There is another reason why I must determine whether the safety officer had the authority to issue the direction. Mr Gilmore stated at the hearing that he had complained to the Canada Labour Relations Board as set out in subsection 133(1) of the Code. The Board apparently refused to accept the complaint on the grounds that Mr Gilmore had not submitted it within the time limit set in subsection 133(2) of the Code. Mr Michaud argued that Mr Gilmore was aggrieved because he had exercised his right to complain to the Board and was refused the protection of the Code on the basis of a point of law.

 

It therefore seems that there are two concurrent procedures in the Code that are designed to resolve the same situation. There is the procedure set out in subsection 145(1) of the Code and the one set out in sections 133 and 134 of the Code. The first procedure is general and relates to all the provisions of the Code. The second is specific and relates to the measures contrary to paragraph 147(a) of the Code taken when an employee has exercised the right to refuse to work in accordance with the Code.

 

I have already dealt with this apparent conflict in a previous unreported decision, No 91-004, Employment and Immigration v Bergeron, where I stated the following:

 

The first procedure involves a safety officer who acts pursuant to the Code and who may issue directions in order to terminate a contravention. Ordinarily, a direction may lead to criminal proceedings in which the party at fault may be fined. However, it is not the primary purpose of criminal courts to become involved in industrial relations in order to settle problems between employers and employees.

 

The other procedure involves the PSSRB [1] . The Board may act pursuant to sections 133 and 134 of the Code precisely in order to settle situations in which disciplinary measures have been taken with respect to an employee who has exercised a right to refuse to work under the Code. Pursuant to section 134 of the Code, the Board may require that remedial measures be taken in such a way as to rectify the situation and, where necessary, that the relief it considers appropriate be made.

 

It is therefore clear that the purposes contemplated in these two procedures are basically different. I have no doubt that the legislature wished it so, with a specific object in mind that I will not deal with here. However, I must take this fact into account in my decision.

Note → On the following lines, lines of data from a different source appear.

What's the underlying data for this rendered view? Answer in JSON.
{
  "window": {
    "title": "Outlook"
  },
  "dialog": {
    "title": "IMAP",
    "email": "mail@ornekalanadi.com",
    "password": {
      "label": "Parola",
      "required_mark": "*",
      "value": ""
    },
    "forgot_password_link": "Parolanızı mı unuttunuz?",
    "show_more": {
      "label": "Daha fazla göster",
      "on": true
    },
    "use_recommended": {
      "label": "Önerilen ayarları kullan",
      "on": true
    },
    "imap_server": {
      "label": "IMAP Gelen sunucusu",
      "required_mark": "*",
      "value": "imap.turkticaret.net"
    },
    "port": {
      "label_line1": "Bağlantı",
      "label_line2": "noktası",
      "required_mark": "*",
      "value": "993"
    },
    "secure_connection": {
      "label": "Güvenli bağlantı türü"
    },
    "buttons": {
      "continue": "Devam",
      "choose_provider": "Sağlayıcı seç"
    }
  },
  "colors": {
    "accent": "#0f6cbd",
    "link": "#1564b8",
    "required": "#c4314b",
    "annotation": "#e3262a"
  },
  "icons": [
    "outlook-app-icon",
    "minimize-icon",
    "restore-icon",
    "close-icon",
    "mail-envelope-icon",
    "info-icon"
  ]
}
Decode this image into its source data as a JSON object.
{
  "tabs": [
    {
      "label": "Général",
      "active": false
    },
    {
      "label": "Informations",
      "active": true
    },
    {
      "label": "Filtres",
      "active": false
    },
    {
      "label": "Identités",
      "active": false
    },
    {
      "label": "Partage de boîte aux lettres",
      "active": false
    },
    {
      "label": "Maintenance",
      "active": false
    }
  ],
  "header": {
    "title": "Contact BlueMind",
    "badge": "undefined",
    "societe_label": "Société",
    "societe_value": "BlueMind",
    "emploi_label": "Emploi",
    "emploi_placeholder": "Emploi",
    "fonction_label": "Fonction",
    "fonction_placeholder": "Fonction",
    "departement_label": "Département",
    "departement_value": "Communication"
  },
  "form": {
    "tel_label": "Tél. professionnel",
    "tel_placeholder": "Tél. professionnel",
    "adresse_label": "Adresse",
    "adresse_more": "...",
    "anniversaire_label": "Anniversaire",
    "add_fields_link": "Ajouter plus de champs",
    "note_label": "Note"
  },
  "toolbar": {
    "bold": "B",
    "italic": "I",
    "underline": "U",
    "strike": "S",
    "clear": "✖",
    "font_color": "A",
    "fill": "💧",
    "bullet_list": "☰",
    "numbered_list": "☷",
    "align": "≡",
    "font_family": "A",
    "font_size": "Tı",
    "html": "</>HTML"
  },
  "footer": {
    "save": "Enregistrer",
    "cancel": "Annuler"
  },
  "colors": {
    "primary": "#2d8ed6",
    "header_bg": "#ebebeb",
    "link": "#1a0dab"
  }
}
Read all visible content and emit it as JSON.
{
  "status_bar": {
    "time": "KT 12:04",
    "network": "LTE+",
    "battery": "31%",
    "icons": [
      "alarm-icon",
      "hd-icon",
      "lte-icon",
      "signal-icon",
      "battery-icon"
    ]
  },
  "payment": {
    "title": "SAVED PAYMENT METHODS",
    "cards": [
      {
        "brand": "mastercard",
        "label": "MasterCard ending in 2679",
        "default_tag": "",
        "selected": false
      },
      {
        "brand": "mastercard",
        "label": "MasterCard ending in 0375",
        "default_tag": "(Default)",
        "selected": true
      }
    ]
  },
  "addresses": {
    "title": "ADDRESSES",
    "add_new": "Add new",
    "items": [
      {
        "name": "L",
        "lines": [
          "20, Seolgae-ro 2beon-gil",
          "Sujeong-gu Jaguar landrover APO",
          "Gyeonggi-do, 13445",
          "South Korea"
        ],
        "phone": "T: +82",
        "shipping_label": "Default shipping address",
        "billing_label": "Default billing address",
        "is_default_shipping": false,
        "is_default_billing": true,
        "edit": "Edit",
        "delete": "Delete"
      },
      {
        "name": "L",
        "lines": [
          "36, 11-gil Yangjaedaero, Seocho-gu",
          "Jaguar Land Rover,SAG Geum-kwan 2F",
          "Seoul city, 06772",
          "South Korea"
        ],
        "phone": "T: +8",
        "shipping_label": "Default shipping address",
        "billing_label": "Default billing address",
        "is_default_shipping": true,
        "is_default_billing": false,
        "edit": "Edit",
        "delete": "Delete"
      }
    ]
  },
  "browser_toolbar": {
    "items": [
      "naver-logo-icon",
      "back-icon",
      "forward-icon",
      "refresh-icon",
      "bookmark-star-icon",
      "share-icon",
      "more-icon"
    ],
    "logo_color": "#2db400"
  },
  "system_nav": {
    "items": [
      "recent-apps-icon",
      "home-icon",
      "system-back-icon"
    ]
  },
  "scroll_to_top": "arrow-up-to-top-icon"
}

Accordingly, I must make a choice between two procedures: a general procedure that may be set in motion through a safety officer's actions pursuant to subsection 145(1) of the Code and a more specific procedure that may be set in motion by the PSSRB* pursuant to section 133 of the Code.

 

There is a rule of interpretation in law to the effect that a specific provision takes precedence over a general provision. In this case, the specific provision is that contemplated in section 133 of the Code. Consequently, I am of the opinion that Mr Bergeron's complaint should be dealt with by the Board, inasmuch as he did in fact assert the right to refuse to work.

 

For the same reasons that I have just given, I am of the opinion that it is the Board that had the authority to deal with Mr Gilmore's case and not the safety officer. In my opinion, the officer overstepped his authority by issuing a direction to Canadian National. The role of the safety officer in such a case is not to take the place of the Board but to steer the employee toward the Board. In situations where the employee does not respect the time limits, the safety officer can only advise the employee and the employer on the best way to resolve the problem and cannot impose the resolution of the case by the use of the authority conferred on him by the Code.

 

For all these reasons, I am rescinding the direction issued by safety officer Yves Jégou on June 15, 1993 to Canadian National.

 

Decision rendered this December 20, 1993

 

 

Serge Cadieux

Regional Safety Officer



[1] For employees of the Public Service of Canada, a reference to the Board is a reference to the Public Service Staff Relations Board (PSSRB).

* Translator's note: "employé" ("employee" in English) was used in the French version.